When \(N_ \epsilon \) is very, very large depending on \(\epsilon \), one can make this final quantity smaller than \(\epsilon \). We conclude that the sequence of partial sums is a Cauchy sequence, hence it must converge to a limit. \(\square\)
Exercise 7. The Root Test
Let \(\left( a_n \right)\) be a sequence of real numbers, and define \[\begin{align*} M = \limsup _{n\to\infty} \left\lvert a_n \right\rvert ^{\frac{1}{n}} && \textrm{and} && L = \liminf _{n\to\infty} \left\lvert a_n \right\rvert ^{\frac{1}{n}}.\end{align*}\] Show that if \(M < 1\), then \(\sum _{n=1}^{\infty} a_n\) exists, and if \(L> 1\), then \(\sum _{n=1}^{\infty} a_n\) does not exist.
Hint
Exercise 8. The Contraction Mapping Principle
Let \(f : \left[ 0, 1 \right] \to \left[ 0, 1 \right]\) be a differentiable function such that \(\left\lvert f’(x) \right\rvert \leq \frac{1}{2}\) for all \(x\in \left[ 0,1 \right]\).
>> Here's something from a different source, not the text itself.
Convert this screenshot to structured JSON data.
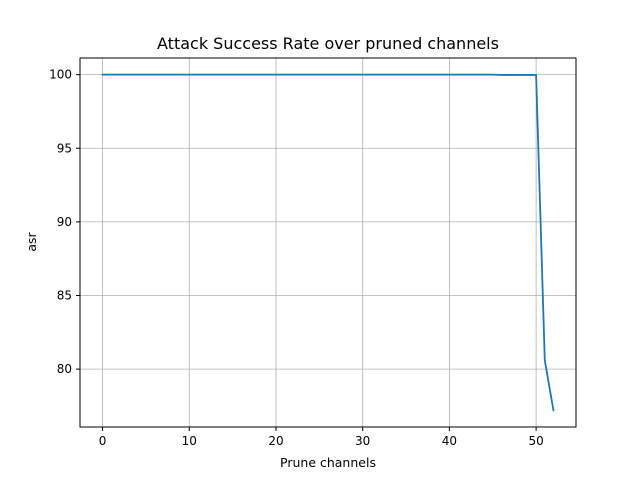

- Use the mean value theorem to show that \(\left\lvert f(x) - f(y) \right\rvert \leq \frac{1}{2}\left\lvert x-y \right\rvert\) for all \(x, y\in \left[ 0, 1 \right]\).
- Define the sequence \(x_1 = 1\), \(x _{n} = f \left( x _{n-1} \right)\) for \(n \geq 1\). Show that \(\left( x_n \right)\) is a Cauchy sequence.
- Conclude that \(x_n\) converges to a limit. What do you think this limit represents?